Süleyman Bey, “postmodern komedisi”ni neden Mesut Yılmaz'ı başbakan olarak görevlendirdiğini anlatırken de sürdürüyor:

“Koalisyon ortaklarının anlaşması Cumhurbaşkanı'nı bağlamaz. Güvenoyu alabileceğini öngördüğüm için Yılmaz'ı görevlendirdim. Nitekim güvenoyu aldı.”

Erbakan'ın kendisine geldiğinde (18 Haziran 1997) havlu atacağından haberdardı, Demirel…

Tansu Çiller'i görevlendirmeyip, Refahyol'u nihayete erdirmiş olması senaryo gereğiydi…

DYP'den bir parçanın bölünmesi ve Cindoruk'a parti kurdurulması da “siyaset mühendisliği”nin bir diğer adımıydı.

“Altın Tepsi” Mesut Yılmaz ise “Elinde çiçekler, yüzünde apoletli gülücüklerle” aslında dalga geçiyordu, Çiller'le!

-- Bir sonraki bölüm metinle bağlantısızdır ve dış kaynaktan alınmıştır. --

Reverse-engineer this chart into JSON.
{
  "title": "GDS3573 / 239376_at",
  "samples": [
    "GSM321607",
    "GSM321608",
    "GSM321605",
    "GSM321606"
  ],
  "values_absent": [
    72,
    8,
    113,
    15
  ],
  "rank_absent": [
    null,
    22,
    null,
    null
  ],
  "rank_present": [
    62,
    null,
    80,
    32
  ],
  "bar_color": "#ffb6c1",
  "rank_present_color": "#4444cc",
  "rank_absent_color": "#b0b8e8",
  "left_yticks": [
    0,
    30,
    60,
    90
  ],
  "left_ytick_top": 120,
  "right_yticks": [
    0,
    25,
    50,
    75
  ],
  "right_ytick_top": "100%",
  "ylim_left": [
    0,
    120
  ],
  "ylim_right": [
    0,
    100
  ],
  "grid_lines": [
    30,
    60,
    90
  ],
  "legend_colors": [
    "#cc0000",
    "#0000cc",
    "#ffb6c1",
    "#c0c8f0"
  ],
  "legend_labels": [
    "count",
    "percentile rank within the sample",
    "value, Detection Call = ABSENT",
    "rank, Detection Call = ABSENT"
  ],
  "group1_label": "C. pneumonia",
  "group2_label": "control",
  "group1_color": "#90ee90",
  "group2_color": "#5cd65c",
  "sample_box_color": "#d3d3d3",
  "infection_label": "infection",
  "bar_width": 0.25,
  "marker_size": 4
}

Siyasi kariyerini “Truva Atı” olarak yapmış Mesut Yılmaz yeniden başbakanlık koltuğuna oturtulmuş; Kurulu Düzen nihayetinde kendisine “canı gönülden bağlı bir hükümet” kurdurmuştu.

*

Ya sonrası?

Aradan geçen on iki yılda köprülerin altından çok sular aktı:

Deşifre edilen Ergenekon bağlantıları, Kalkancı'nın sarsıcı itirafları, Karadayı dolaylarından ses kayıtları, “ferman kar eylemez” inkarlar, tarihte tahrifat, Demirel'den masal tarifesi vesaire; yirmi sekiz şubat mızrakları -çaresi yok- artık hiçbir çuvala sığdırılamıyor.